Research

My book, Political Community in Revolutionary Pennsylvania, 1774-1800, will be published in Fall 2018 by Oxford University Press. You can place your orders now! Revising the traditional interpretation of the American Revolution in Pennsylvania as a process of ‘counter-revolution’, I argue that the Pennsylvania Constitution of 1776 should be understood more as a radical manifesto than a frame of government. Its democratic innovations, therefore, possessed political salience long after the constitution’s revision in 1790. These innovations should be understood as at the heart of popular understandings of the Revolution.

Essays of mine have appeared in edited volumes. ‘Violence and the Limits of the Political Community in Revolutionary Pennsylvania’ was published in Between Sovereignty and Anarchy (University of Virginia Press, 2015), edited by Patrick Griffin, Robert G. Ingram, Peter S. Onuf, and Brian Schoen. In this essay, I argue that political violence was persistent and pervasive during the American Revolution, because it allowed a way for ordinary citizens to bring attention to their concerns when they felt other representative channels had failed. This violence was often remarkably politically productive – but only when used in conjunction with other mechanisms of political activism that could bring different forms of pressure on elected governments.
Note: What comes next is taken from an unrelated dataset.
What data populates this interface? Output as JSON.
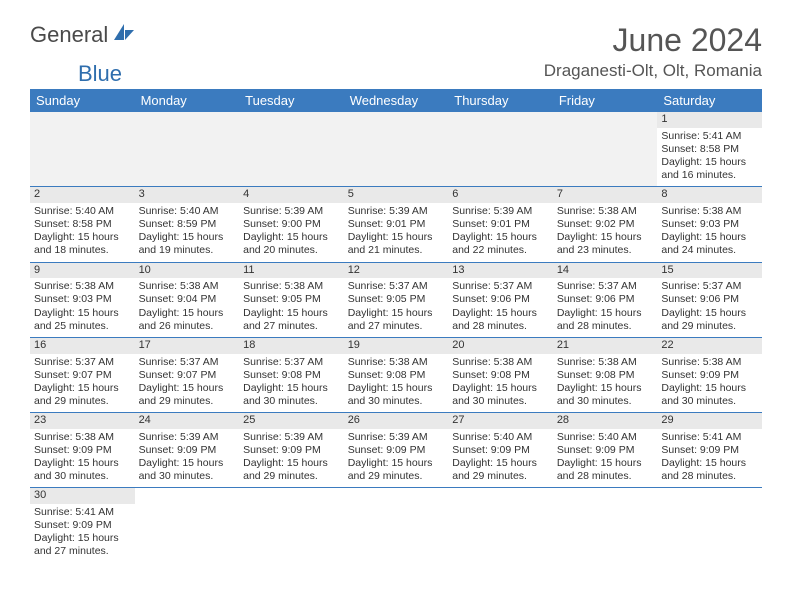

‘Legitimacy, Localism, and the First Party System’ appeared in Practicing Democracy: Popular Politics in the United States from the Revolution to the Civil War (University of Virginia Press, 2015), edited by Daniel Peart and Adam I. P. Smith. In this essay, I argue that political success in the 1790s depended fundamentally on engagement with local political activism, expressed through mechanisms of extra-governmental mobilization. Through case studies of three Pennsylvanian elections between 1790 and 1799, I demonstrate how those candidates who most fully embraced local democratic politics experienced the greatest success.